= Planet Simulator =

Machine designed to study life in the universe

The Planet Simulator, also known as the Planetary Simulator, is a climate-controlled simulation chamber designed to aid in the study of the origin of life. The device was announced by researchers at McMaster University on behalf of the Origins Institute on 4 October 2018. The project began in 2012 and was funded with $1 million from the Canada Foundation for Innovation, the Ontario government, and McMaster University. It was built and manufactured by Angstrom Engineering Inc of Kitchener, Ontario.

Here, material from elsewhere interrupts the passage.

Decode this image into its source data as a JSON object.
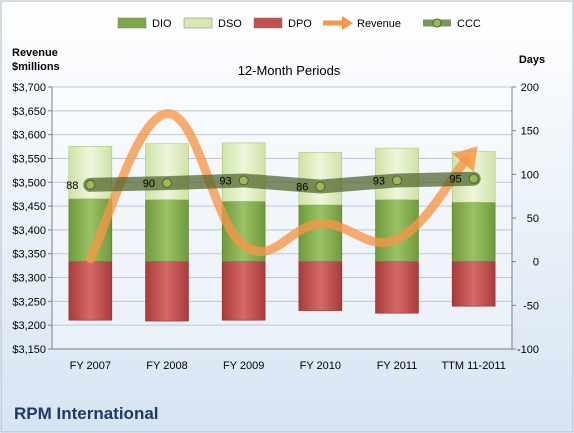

The device was designed and developed by biophysicist Maikel Rheinstadter and co-principal investigators biochemist Yingfu Li and astrophysicist Ralph Pudritz for researchers to study a theory that suggests life on early Earth began in "warm little ponds" rather than in deep ocean vents nearly four billion years ago. The device is able to recreate conditions of the primitive Earth to see whether cellular life can be created, and then later, evolve.

The Planet Simulator has the ability to mimic the environmental conditions consistent on the early Earth and other astronomical bodies, including other planets and exoplanets by controlling temperature, humidity, pressure, atmosphere and radiation levels within the simulation chamber.

In 2021, Lynn J. Rothschild visited McMaster to collaborate with the Origins of Life Laboratory and use the Planet Simulator to conduct research on whether mycelium could be grown as structural habitat material on the moon or Mars.